By Josephine Mugiyo & Bruce Chahwanda
WITH the country sitting on 130 000 tonnes of ivory, Zimbabwe is lobbying the international community, to support its quest for the ivory trade ban to be lifted at the forthcoming CITES meeting.
This Monday Zimbabwe Parks and Wildlife Management Authority (ZIMPARKS) Director General Fulton Mangwanya made a passionate presentation to diplomats from several European Union countries, bemoaning the ivory trade ban, culling of the herd and trophy hunting.
This comes at a time when Zimbabwe has an elephant herd which exceeds the country’s carrying capacity of 45 000 and an ivory stock pile of 130 000 tonnes valued approximately at US$600 million.”After every CITES meeting we have to nurse some wounds as Zimbabwe.
There is a great market for ivory and we need to sell for management of the herd. Culling is opposed, hunting opposed, ivory sales illegal,” said Dr Mangwanya.
The ZIMPARKS boss says instead of being recognised for its efforts in wildlife conservation, Zimbabwe is being punished.The country is even willing to account for how the proceeds from the ivory trade will be utilised.
“We are saying we are open for all to see how we use the money.”
Britain’s defence attachée to Zimbabwe Group Captain Andrew Bastable says they are compelling arguments which will be dealt with by experts when the issue is tabled at CITES.
“There are compelling arguments from both sides and there will be experts to deal with these arguments,” said Bastable.
Switzerland ambassador to Zimbabwe His Excellency Niculin Jager said they appreciate Zimbabwe’s openness on the issue of conservation management.
“We appreciate your openness and willingness to discuss issues of bio diversity,” he said.CITES last agreed to a once-off sale of ivory in 2008.
Meanwhile Safari operators believe there is need for Zimbabwe to continuously engage the international community for the country to deal with the surging wildlife population.
With numbers being thrown around regarding the holding capacity and the existing elephant population, tour operators believe a consensus has to be reached with the global community to ensure Zimbabwe offloads some of the elephants.

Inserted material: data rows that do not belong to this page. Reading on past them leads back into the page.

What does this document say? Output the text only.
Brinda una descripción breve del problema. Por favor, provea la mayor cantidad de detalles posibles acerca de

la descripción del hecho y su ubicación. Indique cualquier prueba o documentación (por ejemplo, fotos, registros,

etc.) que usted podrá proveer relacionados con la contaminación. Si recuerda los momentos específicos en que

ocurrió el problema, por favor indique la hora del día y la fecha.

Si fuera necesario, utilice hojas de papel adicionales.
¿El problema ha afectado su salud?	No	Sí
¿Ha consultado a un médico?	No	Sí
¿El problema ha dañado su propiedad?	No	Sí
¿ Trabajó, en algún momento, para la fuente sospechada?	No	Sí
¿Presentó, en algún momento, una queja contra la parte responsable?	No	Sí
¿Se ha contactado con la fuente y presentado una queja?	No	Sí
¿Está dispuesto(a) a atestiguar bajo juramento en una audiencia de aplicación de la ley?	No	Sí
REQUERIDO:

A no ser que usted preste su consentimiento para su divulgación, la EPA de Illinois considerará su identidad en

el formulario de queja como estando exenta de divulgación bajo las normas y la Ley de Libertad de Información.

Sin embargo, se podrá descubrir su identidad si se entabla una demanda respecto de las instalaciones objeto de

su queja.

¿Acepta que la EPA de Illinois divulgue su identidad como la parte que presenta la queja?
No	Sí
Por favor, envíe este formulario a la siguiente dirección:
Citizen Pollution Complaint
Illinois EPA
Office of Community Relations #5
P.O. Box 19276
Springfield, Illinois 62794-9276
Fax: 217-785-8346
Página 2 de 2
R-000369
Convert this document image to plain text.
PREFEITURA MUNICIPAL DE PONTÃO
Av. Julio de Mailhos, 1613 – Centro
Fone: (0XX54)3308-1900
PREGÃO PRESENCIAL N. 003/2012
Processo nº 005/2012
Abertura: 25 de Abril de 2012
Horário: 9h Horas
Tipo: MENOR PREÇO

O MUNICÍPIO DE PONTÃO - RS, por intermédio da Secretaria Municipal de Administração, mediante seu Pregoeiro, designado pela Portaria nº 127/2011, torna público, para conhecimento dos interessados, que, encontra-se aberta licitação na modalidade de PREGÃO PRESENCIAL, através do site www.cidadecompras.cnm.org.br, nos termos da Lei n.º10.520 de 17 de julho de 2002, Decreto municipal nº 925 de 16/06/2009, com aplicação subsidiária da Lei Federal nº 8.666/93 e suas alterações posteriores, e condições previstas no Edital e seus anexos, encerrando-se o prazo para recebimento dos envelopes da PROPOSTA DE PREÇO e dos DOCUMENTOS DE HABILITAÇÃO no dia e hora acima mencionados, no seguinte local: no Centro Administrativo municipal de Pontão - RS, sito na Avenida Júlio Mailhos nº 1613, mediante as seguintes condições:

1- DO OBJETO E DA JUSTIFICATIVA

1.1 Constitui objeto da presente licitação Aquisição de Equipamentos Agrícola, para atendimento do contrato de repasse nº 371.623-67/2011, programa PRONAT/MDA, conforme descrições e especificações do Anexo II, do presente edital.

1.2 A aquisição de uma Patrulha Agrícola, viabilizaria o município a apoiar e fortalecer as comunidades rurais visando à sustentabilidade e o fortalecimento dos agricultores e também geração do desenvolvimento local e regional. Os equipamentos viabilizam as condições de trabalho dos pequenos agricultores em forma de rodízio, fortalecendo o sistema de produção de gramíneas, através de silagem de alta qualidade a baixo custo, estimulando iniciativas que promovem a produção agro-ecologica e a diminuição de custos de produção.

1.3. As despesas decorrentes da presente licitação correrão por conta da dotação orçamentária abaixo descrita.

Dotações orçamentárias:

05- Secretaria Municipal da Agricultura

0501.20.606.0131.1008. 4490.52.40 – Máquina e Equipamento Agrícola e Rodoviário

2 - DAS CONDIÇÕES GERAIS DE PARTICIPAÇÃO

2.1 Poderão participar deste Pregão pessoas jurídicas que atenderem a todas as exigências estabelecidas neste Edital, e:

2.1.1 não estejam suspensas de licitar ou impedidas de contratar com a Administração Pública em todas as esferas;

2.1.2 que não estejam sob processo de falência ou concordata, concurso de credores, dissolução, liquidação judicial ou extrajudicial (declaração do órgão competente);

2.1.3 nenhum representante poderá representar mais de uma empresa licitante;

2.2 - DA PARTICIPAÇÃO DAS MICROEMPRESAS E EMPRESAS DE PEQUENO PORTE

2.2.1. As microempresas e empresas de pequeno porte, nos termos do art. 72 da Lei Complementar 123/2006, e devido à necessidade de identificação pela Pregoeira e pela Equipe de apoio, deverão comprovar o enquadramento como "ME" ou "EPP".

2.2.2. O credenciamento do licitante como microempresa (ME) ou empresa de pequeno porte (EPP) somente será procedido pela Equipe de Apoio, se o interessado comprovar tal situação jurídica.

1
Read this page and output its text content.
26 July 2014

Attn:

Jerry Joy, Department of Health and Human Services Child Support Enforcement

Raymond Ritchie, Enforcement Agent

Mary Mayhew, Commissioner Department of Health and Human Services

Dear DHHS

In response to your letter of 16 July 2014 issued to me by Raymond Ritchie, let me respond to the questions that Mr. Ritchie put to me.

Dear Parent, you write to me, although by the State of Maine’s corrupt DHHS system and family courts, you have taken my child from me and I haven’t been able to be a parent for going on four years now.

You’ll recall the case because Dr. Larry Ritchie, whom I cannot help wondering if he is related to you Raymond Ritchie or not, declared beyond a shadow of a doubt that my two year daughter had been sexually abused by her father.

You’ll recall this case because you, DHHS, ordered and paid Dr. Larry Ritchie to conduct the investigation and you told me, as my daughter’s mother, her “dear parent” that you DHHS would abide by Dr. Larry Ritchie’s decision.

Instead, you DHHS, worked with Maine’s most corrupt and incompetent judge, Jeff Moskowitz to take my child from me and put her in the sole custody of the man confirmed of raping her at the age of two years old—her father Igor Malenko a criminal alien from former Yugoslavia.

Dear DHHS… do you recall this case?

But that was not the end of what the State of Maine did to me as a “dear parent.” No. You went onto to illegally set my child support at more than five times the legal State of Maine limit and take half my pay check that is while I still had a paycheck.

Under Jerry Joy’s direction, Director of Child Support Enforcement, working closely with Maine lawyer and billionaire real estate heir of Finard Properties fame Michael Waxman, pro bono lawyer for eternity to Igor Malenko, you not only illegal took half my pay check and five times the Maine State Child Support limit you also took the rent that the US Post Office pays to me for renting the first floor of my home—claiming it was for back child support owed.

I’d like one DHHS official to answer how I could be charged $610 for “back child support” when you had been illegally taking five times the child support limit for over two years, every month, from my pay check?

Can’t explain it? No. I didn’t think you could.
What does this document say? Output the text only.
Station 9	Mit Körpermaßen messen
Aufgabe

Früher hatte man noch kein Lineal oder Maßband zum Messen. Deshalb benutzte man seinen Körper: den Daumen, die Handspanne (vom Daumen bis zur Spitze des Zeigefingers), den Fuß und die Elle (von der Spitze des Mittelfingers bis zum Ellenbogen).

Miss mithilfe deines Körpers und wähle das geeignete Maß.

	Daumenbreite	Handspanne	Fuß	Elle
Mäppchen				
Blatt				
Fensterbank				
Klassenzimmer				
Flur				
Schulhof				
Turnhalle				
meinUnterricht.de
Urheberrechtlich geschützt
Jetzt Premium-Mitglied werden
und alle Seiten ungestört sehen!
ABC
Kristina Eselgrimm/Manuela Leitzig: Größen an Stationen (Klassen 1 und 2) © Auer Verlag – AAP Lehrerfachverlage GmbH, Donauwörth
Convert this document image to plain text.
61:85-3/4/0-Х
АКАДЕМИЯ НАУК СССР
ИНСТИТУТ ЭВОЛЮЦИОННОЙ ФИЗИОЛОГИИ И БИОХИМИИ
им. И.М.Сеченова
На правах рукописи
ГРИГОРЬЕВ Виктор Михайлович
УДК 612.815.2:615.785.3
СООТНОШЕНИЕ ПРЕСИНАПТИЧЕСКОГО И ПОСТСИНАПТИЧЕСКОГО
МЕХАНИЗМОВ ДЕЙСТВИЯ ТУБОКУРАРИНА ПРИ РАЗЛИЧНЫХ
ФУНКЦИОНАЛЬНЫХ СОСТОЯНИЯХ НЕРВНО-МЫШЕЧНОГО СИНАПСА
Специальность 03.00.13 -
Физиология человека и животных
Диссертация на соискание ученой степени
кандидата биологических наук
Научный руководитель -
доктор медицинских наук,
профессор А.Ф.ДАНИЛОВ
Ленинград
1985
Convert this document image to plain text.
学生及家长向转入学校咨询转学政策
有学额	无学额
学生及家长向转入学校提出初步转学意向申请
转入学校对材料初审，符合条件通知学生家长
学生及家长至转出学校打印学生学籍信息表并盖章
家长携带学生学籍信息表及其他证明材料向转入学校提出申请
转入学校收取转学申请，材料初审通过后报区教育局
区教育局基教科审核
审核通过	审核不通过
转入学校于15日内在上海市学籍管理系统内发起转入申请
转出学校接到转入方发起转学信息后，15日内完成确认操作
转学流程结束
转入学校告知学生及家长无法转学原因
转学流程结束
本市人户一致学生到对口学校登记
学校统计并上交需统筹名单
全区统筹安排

“On culling, we have 100 000 elephants with a capacity of 50 000, Hwange national park has 50 000 while its capacity is only 15 000,” said Dr Emmanuel Fundira, Safari Operators Association of Zimbabwe President.
“Elephants now leave the park going to where people are hence human wildlife conflict. So we are saying let’s cull these elephants as they damage the habitat. In Kaza we have close to 400 000 elephants while our capacity is only a third of that,” he said.
Wildlife expert, Mr George Seremwe says more awareness programmes must be adopted to ensure communities co-exist with wild animals.
“Awareness is critical for communities within wildlife ranges such that they live in harmony otherwise more deaths of people and animals will continue to be witnessed,” he said.
Zimbabwe failed to get the desired result at the last CITES meeting and hopes are high that the global community will have a change of mind, come CITES COP19 later this year.
“We continue engaging, we are preparing for CITES to be held in Panama City. We are also planning to send selected delegates to other African countries, there is a plan where Parks is organising an indaba in Victoria Falls where African Ministers will come suchlike that they carry a similar message to CITES.”
Zimbabwe is seeking a greenlight to trade its huge ivory stockpile to plough back resources towards conservation for posterity.